Perhaps we were a little too quick to judge?
  •  

stldrmgrl

Quote from: Guantanamera on November 08, 2011, 07:06:06 PM
Why would you consider her reasoning behind wanting to transition not symptomatic of GID?

As an atheist myself, I thought that her reasoning was certainly out of the ordinary for my experience and that of others on this board. However, being an historian I'm intimately aware of the different ways in which people express their wants or desires. Language like this (i.e. 'I have a calling from god.') is actually fairly common in western society. Particularly within Evangelical circles in the United States, even Ms. Bachmann professes a calling as her reason to run for president.
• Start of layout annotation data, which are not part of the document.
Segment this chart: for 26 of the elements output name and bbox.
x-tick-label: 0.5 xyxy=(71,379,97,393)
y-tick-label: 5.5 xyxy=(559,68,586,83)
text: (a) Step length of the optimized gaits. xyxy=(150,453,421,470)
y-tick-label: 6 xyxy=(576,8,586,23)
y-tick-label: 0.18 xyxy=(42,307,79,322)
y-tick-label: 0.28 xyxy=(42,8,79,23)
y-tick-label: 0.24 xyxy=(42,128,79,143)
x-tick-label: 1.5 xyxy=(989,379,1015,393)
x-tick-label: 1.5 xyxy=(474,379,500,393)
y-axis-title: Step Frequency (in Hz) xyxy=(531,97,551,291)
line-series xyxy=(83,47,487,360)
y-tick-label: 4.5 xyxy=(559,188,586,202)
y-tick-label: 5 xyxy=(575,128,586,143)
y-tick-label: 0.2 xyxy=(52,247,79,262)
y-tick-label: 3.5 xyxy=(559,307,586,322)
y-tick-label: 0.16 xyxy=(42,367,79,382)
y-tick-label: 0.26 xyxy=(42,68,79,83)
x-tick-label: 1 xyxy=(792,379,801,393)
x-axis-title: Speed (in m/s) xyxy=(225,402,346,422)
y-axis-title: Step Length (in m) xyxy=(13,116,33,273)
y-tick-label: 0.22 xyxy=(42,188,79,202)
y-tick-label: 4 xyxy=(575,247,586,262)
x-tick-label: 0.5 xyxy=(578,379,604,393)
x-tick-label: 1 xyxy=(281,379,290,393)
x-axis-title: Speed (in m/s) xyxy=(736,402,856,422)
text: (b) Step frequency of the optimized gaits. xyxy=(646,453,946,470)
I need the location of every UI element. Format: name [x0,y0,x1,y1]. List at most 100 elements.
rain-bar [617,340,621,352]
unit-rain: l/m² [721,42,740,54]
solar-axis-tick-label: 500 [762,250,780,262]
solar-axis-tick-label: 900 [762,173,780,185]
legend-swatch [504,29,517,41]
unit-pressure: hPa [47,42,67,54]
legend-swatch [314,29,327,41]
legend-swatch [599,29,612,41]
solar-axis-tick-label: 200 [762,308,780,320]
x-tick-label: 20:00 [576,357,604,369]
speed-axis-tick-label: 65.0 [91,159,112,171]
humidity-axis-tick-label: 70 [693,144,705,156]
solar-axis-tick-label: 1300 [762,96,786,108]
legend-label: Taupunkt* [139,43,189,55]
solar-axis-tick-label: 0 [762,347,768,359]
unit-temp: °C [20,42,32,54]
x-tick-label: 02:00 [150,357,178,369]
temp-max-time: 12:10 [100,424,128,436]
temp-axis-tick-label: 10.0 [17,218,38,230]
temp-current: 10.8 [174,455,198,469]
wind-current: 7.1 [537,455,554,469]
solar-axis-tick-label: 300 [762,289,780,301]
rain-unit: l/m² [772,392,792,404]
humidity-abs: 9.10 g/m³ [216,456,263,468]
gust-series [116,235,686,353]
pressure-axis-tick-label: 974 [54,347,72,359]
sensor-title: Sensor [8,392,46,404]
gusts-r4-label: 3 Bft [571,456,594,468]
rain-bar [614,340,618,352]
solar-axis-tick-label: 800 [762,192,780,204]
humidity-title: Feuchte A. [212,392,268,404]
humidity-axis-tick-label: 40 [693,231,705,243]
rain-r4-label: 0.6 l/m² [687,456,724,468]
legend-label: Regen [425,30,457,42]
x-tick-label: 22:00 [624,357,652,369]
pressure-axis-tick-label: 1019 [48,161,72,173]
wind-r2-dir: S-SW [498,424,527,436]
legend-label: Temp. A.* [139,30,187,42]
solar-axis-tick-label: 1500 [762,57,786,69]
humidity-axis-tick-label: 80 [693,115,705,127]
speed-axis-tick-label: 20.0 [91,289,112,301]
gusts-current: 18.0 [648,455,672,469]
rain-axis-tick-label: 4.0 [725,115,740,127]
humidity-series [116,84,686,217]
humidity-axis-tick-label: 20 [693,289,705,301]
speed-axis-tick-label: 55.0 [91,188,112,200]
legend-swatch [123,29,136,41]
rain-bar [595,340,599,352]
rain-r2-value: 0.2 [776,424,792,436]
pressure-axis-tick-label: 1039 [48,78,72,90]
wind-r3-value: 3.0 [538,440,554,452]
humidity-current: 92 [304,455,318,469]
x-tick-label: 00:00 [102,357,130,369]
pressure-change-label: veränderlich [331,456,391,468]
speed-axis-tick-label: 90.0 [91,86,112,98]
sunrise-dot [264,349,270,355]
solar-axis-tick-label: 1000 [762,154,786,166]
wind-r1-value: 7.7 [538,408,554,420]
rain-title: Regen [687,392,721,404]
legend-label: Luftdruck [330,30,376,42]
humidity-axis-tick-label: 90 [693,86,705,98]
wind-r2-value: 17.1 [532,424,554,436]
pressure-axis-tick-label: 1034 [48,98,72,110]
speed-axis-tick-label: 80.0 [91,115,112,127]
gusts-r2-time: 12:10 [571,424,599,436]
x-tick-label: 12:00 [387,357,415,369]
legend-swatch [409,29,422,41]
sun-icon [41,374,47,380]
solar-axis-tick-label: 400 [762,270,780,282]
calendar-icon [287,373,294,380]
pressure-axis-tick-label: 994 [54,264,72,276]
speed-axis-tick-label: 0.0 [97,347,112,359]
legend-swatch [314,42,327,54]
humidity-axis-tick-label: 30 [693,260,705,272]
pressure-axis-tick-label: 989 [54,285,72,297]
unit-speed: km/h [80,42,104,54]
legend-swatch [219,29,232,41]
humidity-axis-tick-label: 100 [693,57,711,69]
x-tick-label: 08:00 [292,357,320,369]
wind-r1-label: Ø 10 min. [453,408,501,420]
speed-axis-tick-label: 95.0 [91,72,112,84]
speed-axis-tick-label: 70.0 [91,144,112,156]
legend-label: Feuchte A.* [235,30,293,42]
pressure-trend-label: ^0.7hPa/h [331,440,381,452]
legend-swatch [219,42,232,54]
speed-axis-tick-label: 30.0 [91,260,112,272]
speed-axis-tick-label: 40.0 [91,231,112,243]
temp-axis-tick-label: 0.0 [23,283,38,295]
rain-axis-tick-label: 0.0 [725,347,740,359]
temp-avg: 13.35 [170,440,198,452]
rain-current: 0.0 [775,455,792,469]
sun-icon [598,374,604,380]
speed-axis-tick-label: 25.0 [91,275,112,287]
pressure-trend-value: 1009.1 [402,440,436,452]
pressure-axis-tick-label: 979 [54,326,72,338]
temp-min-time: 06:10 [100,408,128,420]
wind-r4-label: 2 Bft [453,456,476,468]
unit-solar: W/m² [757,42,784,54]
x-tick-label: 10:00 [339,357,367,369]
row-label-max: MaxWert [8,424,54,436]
Similarly, in Muslim culture, people express their desires/wishes/greetings as 'Oh Allah' or god willing. (Interestingly, a corruption of this phrase survives in the Spanish language as ójala, or I want/wish that.)

Perhaps we were a little too quick to judge?

I am not judging.  Let's back up, however.  Before speaking about an endocrinologist, let's discuss the therapist.  A therapist is to make the professional diagnosis of GID in us.  Without a sufficient transition plan and justification for desiring hormones (God told me to do it, unfortunately, in a professional medical point of view, does not suffice), I don't see a therapist even issuing the letter of recommendation.  However, assuming a therapist would actually have released the letter of recommendation for hormones, an endocrinologist still has the decision on his/her own to either accept the recommendation or deny it.  Just as easily someone can say that God called them to transition, they can recant that statement.  The ramifications to the therapist and endocrinologist, if the transitioning person decides to place blame based upon the fact they no longer feel called to transition, could make its way to the legal system and/or cause licenses to be revoked but most certainly reputations ruined.  This is the same "rule" relating to SRS; as we must live for a period of at least one year full-time and be on hormones for the same, along with letter(s) of recommendation for SRS.  Surgeons refuse to operate on anyone who does not abide by this, as their reputation, license and life are at stake if someone changes their mind after serious changes have already been implemented.  It is nothing against religion or God, it is about being sure of who you are, and I'm not convinced based upon what I've read.  This is not to suggest Alyssa Case is not transgender and does not suffer from GID, as I don't know.  It is to state that from a clinical point of view, without further explanation to suggest her meaning of "God told me to" in fact is implying something different, I would most certainly deny the request for hormones as an endocrinologist.  As a therapist, if the aforementioned sentence is true, I'd discuss further to see if there isn't something more.